3 Cloud Data Security Best Practices

1. Scan for Sensitive Data and Malware

All data is not created equal, nor does it represent the same risk. IaaS/PaaS storage repositories should be scanned to identify data risk. Data risk can come in two primary forms — sensitive data that may or may not be permitted in the cloud and malware. Both represent risk. Both should be scanned to identify excessive, unknown or unexpected risk. Solutions should use a “single pass” architecture so that a given file can be scanned simultaneously for risk in the form of embedded sensitive data or embedded threats. Here, a third-party offering may be needed; for example, CASB and CSPM offerings that scan IaaS/PaaS services.

2. Adopt Confidential Computing Techniques When Handling the Most Sensitive Data

Some of the leading cloud providers now offer options for confidentiality. Confidential computing is the combination of CPU-based hardware technology and CSP VM images and software tools that enable cloud-using organizations to create completely isolated trusted execution environments (called enclaves). Because they offer a form of encryption of data in use, these enclaves render sensitive information invisible to host OSs and cloud provider administrators. As an alternative, software-based techniques such as multiparty computation and software-based trusted execution environments are also available.

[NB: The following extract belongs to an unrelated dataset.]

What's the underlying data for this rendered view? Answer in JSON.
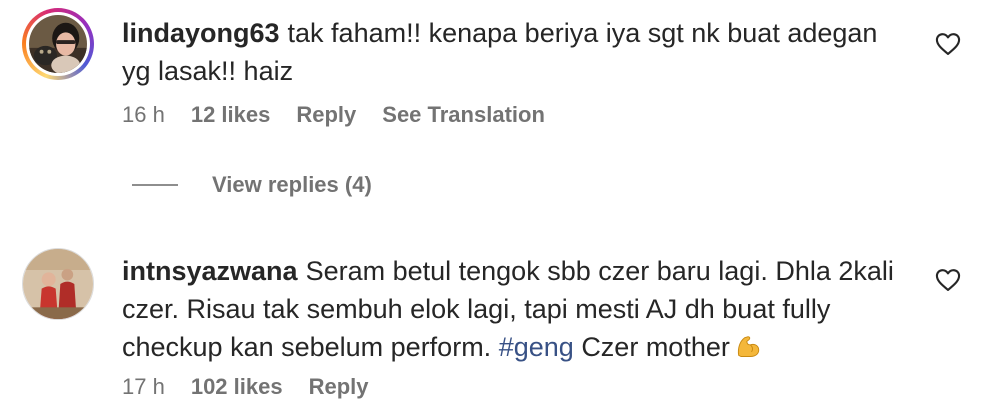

3. Understand and Manage The Data Replication Patterns and Policies of the Cloud Provider

Leading cloud providers offer control of where and how data will be replicated, including control of geographic replication. For certain types of data, this may be required by law; for example, the EU’s General Data Protection Regulation (GDPR). This recommendation applies to the storage and handling of the detailed audit logs discussed earlier. This analysis should extend to backups and backup services. Finally, even if the cloud provider’s logs and metadata are stored in a regionally compliant fashion, analytics services against the data may not be — but should be — understood as well.

Conclusion

Data residency across cloud services creates complex choices in regard to balancing business needs against growing risks to provide adequate data security and compliance. Clients increasingly try to avoid data exposure and CSP trust issues by encrypting data on-premises. However, this may affect application performance and functionality.

Gartner recommends engaging certified cloud partners early on in your cloud planning process, to ensure that loopholes are identified early and plugged in before it turns out to be a disaster.